The conversationalisation failure rate in this eval is roughly 25–40% across the three OpenAI models, varying by sample (narrative prose appears to elicit it more than task-oriented content). At that rate, the one-pass architecture is no longer a win — the probability of pipeline failure exceeds the value of eliminating the second stage.

Recommendations

  1. Reduce upload bitrate to 32 kbps MP3 mono 16 kHz unless eval data against your own samples shows a model-specific regression. Most production dictation pipelines are over-provisioned on audio quality by 2–4×.

  2. 16–24 kbps is worth testing for high-volume pipelines where bandwidth dominates cost.

  3. Do not send 44.1 or 48 kHz audio to audio-multimodal LLMs. The encoders operate on 16 kHz (or lower); higher rates are server-side resampled and waste bandwidth.

  4. For latency-sensitive transcription, default to Voxtral Small 24B at 24–32 kbps. Nothing else in the OpenRouter catalogue matches its latency at comparable accuracy.

  5. For accuracy-sensitive workloads, default to Gemini 3 Flash Preview at 32 kbps.

  6. Avoid GPT-Audio-family models for verbatim transcription without output validation. Fine for audio-understanding tasks (captioning, content analysis) where conversational output is wanted; not fine when verbatim is wanted.
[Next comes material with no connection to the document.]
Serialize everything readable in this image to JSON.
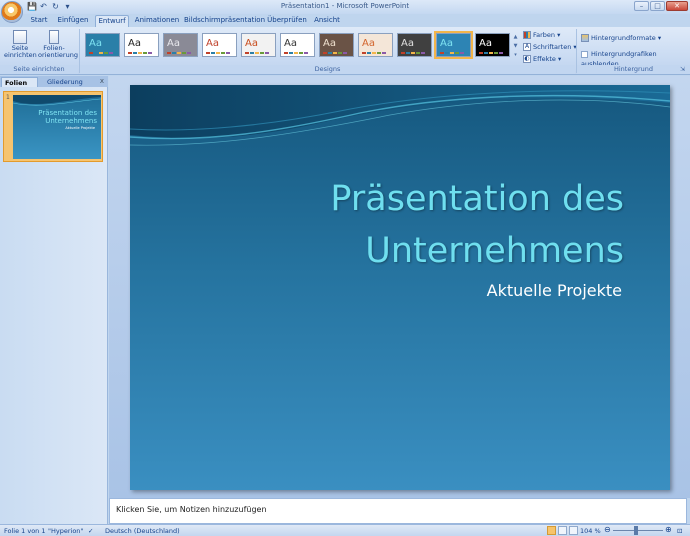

  7. Audit your own pipeline for this failure mode if currently using GPT-Audio variants in production. Length-ratio checks are the cheapest defence.

Caveats

n=4 samples per cell — sufficient for the effect sizes observed, insufficient for tight confidence intervals on small deltas. All recordings share a single speaker (native English, Israeli-inflected), microphone (consumer USB condenser), and acoustic environment (quiet indoor room). Results won't generalise cleanly to accented speech, noisy environments, multi-speaker conversation, or non-English without re-testing. Latency numbers are region-specific.

Dataset and code

The full dataset — source WAVs, every MP3 variant byte-for-byte, per-call transcriptions, and all 240 calls in a single CSV — is published under MIT. The eval harness is reusable against your own samples with a single CLI argument change.